In Search of Our Rights
A new law introduced to Victorian Parliament by the Brumby Government will give Police the power to search people randomly, including by strip searching children and people with disability, in violation of fundamental human rights and freedoms. A similar law has recently passed the lower house of the State Parliament in Western Australia. The Summary Offences and Control of Weapons Acts Amendment Bill 2009 (Vic) will give police the power to randomly search people who are in a ‘designated area’. If passed, the Bill will enable police to conduct searches of any person in such an area, including children, even in the absence of any reasonable suspicion of wrongdoing. The Bill also allows police to conduct strip searches in certain circumstances. The power to conduct strip searches extends to the invasive strip searching of children.
This is the first time since the passage of the Charter of Human Rights and Responsibilities Act 2006 (Vic) that a law has been introduced into parliament with a statement that the law is incompatible with human rights.
There are at least two reasons why we should be extremely concerned about giving these broad new powers to police. First, in giving police the power to randomly search any person in a ‘designated area’, even in the absence of any reasonable suspicion of wrongdoing by that person, the Bill means that people will be searched for no reason other than being in the wrong place at the wrong time.

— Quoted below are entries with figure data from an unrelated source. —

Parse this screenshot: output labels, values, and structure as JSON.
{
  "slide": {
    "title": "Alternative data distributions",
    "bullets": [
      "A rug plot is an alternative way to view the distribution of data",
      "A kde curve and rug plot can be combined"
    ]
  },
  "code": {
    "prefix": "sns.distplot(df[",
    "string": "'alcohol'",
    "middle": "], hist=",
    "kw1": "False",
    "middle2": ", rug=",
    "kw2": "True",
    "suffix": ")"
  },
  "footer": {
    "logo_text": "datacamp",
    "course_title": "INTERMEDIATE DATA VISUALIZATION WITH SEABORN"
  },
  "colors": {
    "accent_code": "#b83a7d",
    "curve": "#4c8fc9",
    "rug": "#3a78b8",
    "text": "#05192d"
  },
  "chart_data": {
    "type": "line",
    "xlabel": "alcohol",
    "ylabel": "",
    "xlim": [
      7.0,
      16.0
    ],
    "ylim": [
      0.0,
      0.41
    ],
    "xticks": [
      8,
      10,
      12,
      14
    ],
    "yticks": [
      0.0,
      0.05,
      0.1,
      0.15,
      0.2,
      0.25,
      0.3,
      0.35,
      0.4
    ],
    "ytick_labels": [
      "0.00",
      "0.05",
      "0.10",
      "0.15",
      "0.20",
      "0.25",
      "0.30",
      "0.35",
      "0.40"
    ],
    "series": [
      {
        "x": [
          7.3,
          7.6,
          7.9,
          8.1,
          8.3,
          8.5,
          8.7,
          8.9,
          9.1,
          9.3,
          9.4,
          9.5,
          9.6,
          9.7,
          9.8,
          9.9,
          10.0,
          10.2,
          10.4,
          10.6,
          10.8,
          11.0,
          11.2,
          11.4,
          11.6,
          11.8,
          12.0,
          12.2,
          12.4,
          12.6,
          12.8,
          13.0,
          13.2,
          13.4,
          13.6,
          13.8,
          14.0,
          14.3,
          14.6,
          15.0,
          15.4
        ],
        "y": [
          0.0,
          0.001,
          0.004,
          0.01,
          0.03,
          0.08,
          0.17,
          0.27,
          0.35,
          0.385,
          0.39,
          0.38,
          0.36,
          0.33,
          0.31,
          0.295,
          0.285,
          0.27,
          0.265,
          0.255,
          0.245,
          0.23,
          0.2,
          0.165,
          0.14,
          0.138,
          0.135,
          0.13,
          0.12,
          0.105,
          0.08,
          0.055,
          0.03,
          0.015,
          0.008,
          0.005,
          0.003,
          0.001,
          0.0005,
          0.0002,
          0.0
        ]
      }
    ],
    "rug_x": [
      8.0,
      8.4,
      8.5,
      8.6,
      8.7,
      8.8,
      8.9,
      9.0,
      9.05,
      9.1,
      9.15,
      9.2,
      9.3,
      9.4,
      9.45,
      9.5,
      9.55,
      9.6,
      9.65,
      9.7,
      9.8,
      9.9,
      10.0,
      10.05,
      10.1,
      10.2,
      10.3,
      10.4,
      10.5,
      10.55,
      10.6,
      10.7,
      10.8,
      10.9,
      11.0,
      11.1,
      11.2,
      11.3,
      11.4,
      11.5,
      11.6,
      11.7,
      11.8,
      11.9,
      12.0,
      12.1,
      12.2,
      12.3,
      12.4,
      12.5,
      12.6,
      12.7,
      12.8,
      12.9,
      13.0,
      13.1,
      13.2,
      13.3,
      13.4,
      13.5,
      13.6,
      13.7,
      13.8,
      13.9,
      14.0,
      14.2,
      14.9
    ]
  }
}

Putting aside for a moment the unfairness to the person who is searched for no reason, how could it ever be good police practice, or an efficient use of limited police resources, for police to stop and search people who are not suspected of doing anything wrong?
Secondly, and even more alarmingly, these laws would apply to children.
In tabling an unprecedented statement of incompatability, the Police Minister, Bob Cameron, has effectively admitted that the new police search powers unreasonably and disproportionately infringe peoples’ right to privacy and the right of children to protection in their best interests. While this demonstrates the value of the Charter in promoting parliamentary transparency and accountability, it is very concerning that the Government has determined that it will go ahead and pass the laws anyway.
Why do police need powers to conduct these intrusive and random searches of people?
In parliament, the Police Minister sought to justify the search powers in the interests of community safety, including the safety of children. But when it comes to the crunch, the Government’s own analysis concludes that these laws are not in the best interests of children and that the laws fail to protect the rights of children. Moreover, in conceding that the laws are incompatible with its ownCharter of Human Rights and Responsibilities Act, the government has effectively conceded that this law’s limitations on human rights are neither ‘reasonable’ nor ‘demonstrably justifiable’.
Whilst human rights, such as the right to privacy, can be limited in some circumstances, the government should only limit rights to achieve some other significant benefit for the community, such as the protection of public order and safety. Moreover, where the rights being infringed are the fundamental rights of children, the need must be pressing and compelling indeed.
It is therefore extremely concerning that the government has not demonstrated or adduced evidence of the need for these new police search powers.
Perhaps the Government does have good reasons for passing these laws and infringing rights, but if so we have a right to be told those reasons and shown the evidence. Instead, we are given a vague reference to community concerns about crime and are left to draw our own conclusions about the crass political capital to be gained by a Government being seen to be ‘tough on crime’.
It is difficult to see how infringing children’s rights and interfering with peoples’ privacy is the best way to go about ‘protecting’ the community. Rather, it is precisely this sort of law from which we need protection. Emily Howie is a Senior Lawyer with the Human Rights Law Resource Centre.